Le nouveau modèle économique de croissance que le gouvernement veut faire valoir doit, dit le 1er ministre, «faire aboutir en bout de cycle, à des niveaux soutenables en matière d'équilibres des finances publiques». Il comprend, explique-t-il «des mesures pour consolider la justice sociale sans surcoûts économiques, réformer la fiscalité et mettre le budget au service de la croissance et du développement humain et durable». Le tout doit être orienté, précise Sellal «vers la réunion des conditions d'émergence d'une base productive et industrielle nationale modernes et compétitives à travers l'amélioration de l'environnement de l'entreprise et la promotion de la production nationale, en luttant ensemble contre ce qui bloque son épanouissement et en écartant les bureaucrates et les véreux». Il appelle à allier «vision stratégique, pragmatisme et responsabilité sociale et politique (?), égalité devant la loi, équilibre entre nos territoires, égalité de chances et équité dans l'application des normes et règlements (?).»
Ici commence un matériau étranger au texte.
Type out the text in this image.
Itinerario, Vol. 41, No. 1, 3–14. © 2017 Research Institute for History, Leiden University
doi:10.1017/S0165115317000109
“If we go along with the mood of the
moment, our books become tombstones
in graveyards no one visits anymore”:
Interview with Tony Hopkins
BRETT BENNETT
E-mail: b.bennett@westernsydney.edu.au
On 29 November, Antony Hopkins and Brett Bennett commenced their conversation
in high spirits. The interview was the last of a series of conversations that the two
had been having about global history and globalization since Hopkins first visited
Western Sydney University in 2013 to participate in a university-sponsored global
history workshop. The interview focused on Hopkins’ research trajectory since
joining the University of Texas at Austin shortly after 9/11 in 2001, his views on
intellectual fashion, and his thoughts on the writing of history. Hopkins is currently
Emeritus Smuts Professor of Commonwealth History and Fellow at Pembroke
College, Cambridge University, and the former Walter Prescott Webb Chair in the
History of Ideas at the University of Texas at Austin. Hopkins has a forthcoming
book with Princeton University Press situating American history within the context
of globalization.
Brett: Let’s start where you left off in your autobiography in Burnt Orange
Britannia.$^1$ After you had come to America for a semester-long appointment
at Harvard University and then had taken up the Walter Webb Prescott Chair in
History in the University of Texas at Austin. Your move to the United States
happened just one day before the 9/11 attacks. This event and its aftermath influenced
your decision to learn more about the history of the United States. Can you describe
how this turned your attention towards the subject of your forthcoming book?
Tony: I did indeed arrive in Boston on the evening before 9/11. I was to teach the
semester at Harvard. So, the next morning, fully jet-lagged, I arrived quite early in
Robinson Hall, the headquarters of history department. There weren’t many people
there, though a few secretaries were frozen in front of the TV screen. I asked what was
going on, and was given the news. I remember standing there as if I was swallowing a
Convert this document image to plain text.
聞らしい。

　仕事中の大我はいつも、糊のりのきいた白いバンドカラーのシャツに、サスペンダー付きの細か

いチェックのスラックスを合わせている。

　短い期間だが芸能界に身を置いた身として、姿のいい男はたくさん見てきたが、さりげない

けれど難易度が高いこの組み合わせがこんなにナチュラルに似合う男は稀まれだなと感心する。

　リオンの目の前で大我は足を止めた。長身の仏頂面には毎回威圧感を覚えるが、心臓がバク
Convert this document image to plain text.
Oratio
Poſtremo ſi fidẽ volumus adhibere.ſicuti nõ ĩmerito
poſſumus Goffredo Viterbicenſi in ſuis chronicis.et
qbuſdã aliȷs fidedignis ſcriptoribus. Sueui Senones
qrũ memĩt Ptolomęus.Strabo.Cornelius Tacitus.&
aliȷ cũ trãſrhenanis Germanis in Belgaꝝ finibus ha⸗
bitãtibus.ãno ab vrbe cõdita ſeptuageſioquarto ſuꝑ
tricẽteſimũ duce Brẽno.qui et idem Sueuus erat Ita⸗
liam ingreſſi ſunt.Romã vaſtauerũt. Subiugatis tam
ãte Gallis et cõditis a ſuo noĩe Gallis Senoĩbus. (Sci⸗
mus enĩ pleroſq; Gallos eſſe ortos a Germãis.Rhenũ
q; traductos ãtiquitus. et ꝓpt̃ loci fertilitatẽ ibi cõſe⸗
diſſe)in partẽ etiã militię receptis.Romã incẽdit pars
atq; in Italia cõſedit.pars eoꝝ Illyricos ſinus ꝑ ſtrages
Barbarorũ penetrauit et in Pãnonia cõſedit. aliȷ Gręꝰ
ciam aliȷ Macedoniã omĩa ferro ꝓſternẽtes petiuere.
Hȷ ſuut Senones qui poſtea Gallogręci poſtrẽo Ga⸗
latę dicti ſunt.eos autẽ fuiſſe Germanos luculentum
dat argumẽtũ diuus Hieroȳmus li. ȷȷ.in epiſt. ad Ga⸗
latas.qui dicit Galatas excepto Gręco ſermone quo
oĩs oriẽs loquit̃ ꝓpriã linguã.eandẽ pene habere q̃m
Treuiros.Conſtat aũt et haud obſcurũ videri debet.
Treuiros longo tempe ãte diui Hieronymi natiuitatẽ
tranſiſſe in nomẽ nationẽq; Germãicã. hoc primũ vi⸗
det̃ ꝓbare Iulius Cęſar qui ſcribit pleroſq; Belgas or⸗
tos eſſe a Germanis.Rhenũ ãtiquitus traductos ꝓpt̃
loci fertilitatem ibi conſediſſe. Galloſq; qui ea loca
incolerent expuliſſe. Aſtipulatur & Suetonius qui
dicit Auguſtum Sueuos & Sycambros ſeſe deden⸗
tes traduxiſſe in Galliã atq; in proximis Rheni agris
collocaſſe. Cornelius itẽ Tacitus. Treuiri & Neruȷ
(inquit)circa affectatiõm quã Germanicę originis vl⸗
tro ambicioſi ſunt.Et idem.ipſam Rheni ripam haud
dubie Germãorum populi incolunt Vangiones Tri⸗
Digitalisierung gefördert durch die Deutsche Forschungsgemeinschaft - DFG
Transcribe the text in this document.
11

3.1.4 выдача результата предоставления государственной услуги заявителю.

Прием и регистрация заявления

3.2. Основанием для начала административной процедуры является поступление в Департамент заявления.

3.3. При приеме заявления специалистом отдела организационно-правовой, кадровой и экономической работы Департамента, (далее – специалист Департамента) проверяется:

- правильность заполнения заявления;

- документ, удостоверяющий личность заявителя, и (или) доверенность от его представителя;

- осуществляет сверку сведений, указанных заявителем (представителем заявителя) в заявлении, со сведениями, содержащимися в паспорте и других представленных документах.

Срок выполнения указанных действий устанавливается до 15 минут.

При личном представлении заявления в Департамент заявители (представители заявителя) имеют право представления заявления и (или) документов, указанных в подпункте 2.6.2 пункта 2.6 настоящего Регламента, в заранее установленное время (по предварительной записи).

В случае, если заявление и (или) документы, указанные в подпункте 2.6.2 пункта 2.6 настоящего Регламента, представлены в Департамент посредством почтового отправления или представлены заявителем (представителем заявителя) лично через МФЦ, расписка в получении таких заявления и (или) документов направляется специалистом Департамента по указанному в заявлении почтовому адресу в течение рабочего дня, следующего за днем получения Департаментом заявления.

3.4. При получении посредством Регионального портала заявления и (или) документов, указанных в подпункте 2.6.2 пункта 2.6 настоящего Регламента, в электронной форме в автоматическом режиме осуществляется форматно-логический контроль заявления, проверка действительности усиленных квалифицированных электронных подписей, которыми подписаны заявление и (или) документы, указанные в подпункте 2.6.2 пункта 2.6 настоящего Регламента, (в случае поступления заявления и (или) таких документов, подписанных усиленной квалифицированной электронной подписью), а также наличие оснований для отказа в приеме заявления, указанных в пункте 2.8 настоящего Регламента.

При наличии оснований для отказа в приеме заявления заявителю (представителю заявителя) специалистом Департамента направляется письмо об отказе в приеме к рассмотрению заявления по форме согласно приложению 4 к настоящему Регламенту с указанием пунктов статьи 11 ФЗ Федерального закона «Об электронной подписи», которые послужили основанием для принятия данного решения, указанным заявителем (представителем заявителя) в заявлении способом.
Stratégie économique à huis clos

Le 1er ministre fait ainsi de «l'obligation de justice sociale, une ligne directrice intangible dans l'action de l'exécutif» et précise-t-il encore, «c'est dans cet esprit que s'inscriront les aménagements législatifs à engager en matière de droit du travail et de retraite après l'atteinte du consensus au sein de la tripartite». Sellal appelle alors «toute la société à œuvrer de toutes ses forces pour accélérer encore plus cette dynamique vertueuse parce que désormais, le temps nous est compté». Il fera le serment que «votre pays est sûr et stable, il est souverain et maître de sa décision politique et économique (?), il traverse des difficultés économiques mais ne reniera jamais ses engagements envers les citoyens, il est engagé dans une formidable œuvre de renouveau national (?)».

Il a décidé que la présentation du nouveau schéma de croissance économique et le débat autour de son contenu se fassent à huis clos. Dans ce même huis clos, le ministre des Finances devait faire le point sur la situation financière du pays et celui de l'Industrie et des Mines devait faire connaître «les facilitations de l'investissement (défis et perspectives). Le ministre du Travail devait, pour sa part, présenter le nouveau régime de retraite. «Il s'agira de garantir à tous les travailleurs les mêmes droits sociaux sans privilèges indus ni exceptions dérogatoires, afin d'assurer la pérennité du système national de retraite basé, faut-il le rappeler, essentiellement sur la solidarité intergénérationnelle, ce qui nous recommande de mettre en œuvre des réformes justes,» a dit le 1er ministre.